John Dickerson was online on Feb. 7 to chat with readers about this article. Read the transcript.
A spooky ad that ran repeatedly during CNN's Super Tuesday coverage suggested that you should contemplate your life as if you had only one month to live. If you do that, expect to exit without knowing the Democratic nominee. After Super Tuesday voting, the clearest thing about the race on the Democratic side is that it's headed into March—and quite possibly beyond.
Both the Clinton and Obama campaigns emerged from Super Tuesday with bragging rights. Clinton trounced Obama in Massachusetts, 56 percent to 41 percent. It was a thrashing that almost matched the one he gave her in South Carolina. She had been ahead in polls in the state, but for the last week, Barack Obama has had about the best press imaginable there. He was being compared often to JFK by Kennedy family members, who did everything but play touch football with him on the lawn. Obama also had the support of Massachusetts Sen. John Kerry and Massachusetts Gov. Deval Patrick.
Clinton also won the toss-up state of New Jersey and the largest popular-vote prize in California, where she was able to stop Obama's movement with two crucial blocs of voters. She won Latino voters by 32 points even though Obama was endorsed by the state's largest Spanish-language newspaper. She won by 18 points among women despite a widely publicized rally attended by Michele Obama, Oprah Winfrey, and Caroline Kennedy, at which California first lady Maria Shriver made a surprise appearance and endorsement.
Obama, for his part, can brag about picking up Connecticut, a state in Clinton's own back yard. He also stole more votes from her home state of New York than she took from him in Illinois. And Obama claimed his share of the toss-up states, winning the popular vote in Colorado and Delaware. These wins, plus his victories in Georgia and Alabama, allowed Obama, like Clinton, to claim a geographically diverse set of victories. By several measures, Obama was the victor: He picked up 13 states to Clinton's eight, and he won more pledged delegates. This gives him additional momentum going into some promising-looking primaries over the next couple of weeks. The contests in the next two weeks in Virginia, Maryland, and Washington, D.C., on Feb. 12, followed by Wisconsin and Hawaii on Feb. 19, all favor him. His $32 million fund-raising record in January shows that he will have more money than Clinton to wage a protracted campaign. Obama will also have time to become better known—particularly for the March 4 primaries in Ohio and Texas—than he did in the 22 states in which he competed today.

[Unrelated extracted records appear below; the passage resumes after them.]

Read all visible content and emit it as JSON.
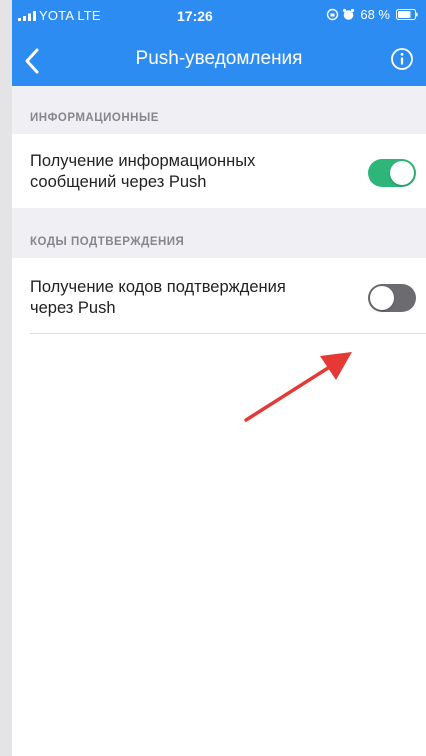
{
  "status_bar": {
    "carrier": "YOTA  LTE",
    "time": "17:26",
    "battery_percent": "68 %"
  },
  "nav": {
    "title": "Push-уведомления",
    "back_icon": "chevron-left-icon",
    "info_icon": "info-icon"
  },
  "sections": [
    {
      "header": "ИНФОРМАЦИОННЫЕ",
      "rows": [
        {
          "label_line1": "Получение информационных",
          "label_line2": "сообщений через Push",
          "toggle_on": true
        }
      ]
    },
    {
      "header": "КОДЫ ПОДТВЕРЖДЕНИЯ",
      "rows": [
        {
          "label_line1": "Получение кодов подтверждения",
          "label_line2": "через Push",
          "toggle_on": false
        }
      ]
    }
  ],
  "colors": {
    "header_bg": "#2c8cf2",
    "toggle_on": "#2eb67a",
    "toggle_off": "#6c6c70",
    "annotation_arrow": "#e53935"
  }
}
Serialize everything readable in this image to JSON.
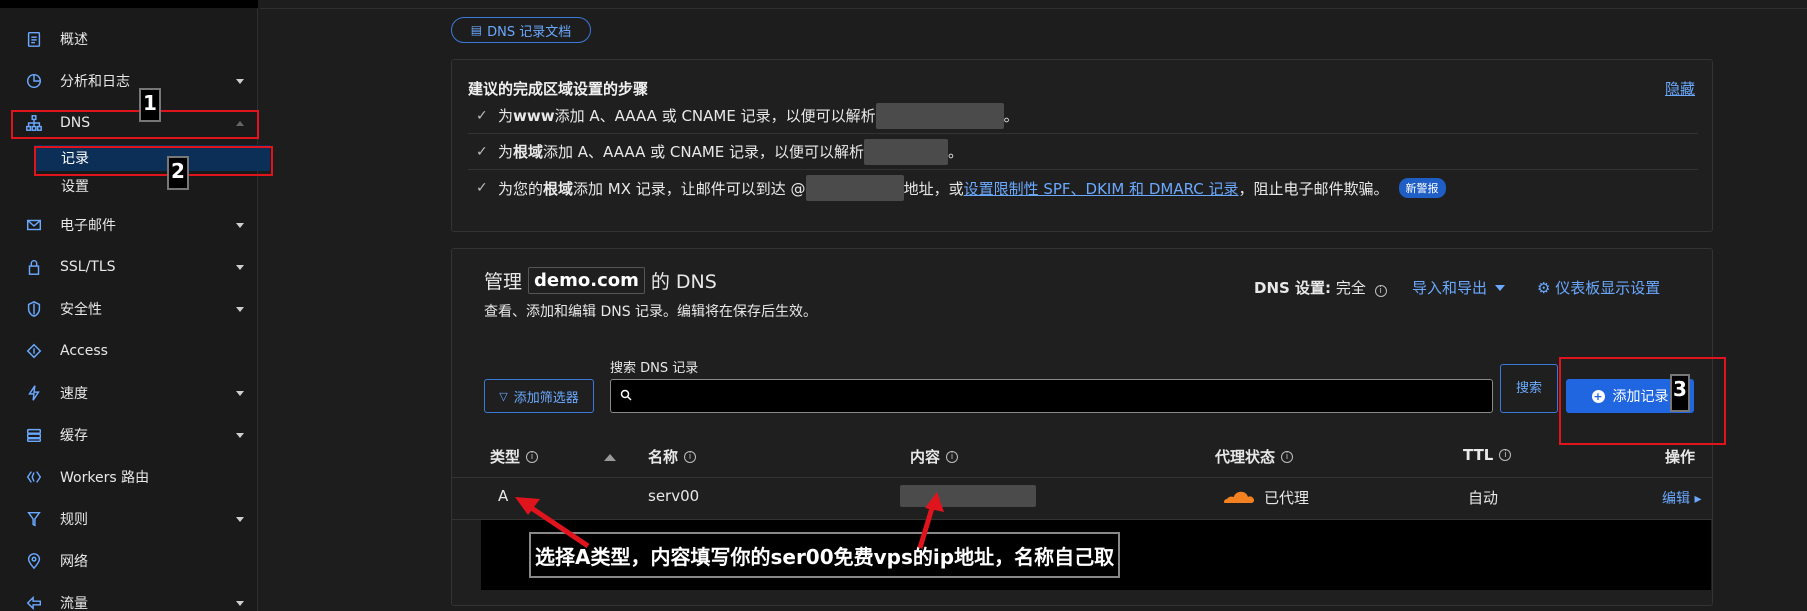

The exit polls in the 16 primary states in which they were taken showed that the contours of the race as we've come to know them are still in place. Obama did well with African-Americans, men, the wealthy, those with college degrees, and liberal voters. Clinton continues to do well with women, older voters, Latinos, and those with less education and lower incomes. Inside those patterns, some shifts were visible. In recent national polls, Clinton's lead among women was 15 percentage points. Exit polls showed that her margin among women was only seven percentage points (though among white women, her margin was 20 percentage points). Obama also turned in strong performances among white male voters, picking up 40 percent in Georgia and almost 50 percent in California.
Both candidates took advantage of their strengths but didn't put to rest questions about their weaknesses. Obama beat Clinton by 40 points among the 52 percent of voters who say they want change. Clinton trounced him 91 percent to 5 percent among those who say experience is the most important quality in a candidate, but that group represented only 22 percent of the voters.
In a political year during which the conventional wisdom has taken beating after beating, perhaps no assumption has been made more obsolete than the idea that the front-loaded primary system would foist an early winner on the American people. I suggest you ignore that One Month To Live ad and plan on living at least through the Democratic Convention.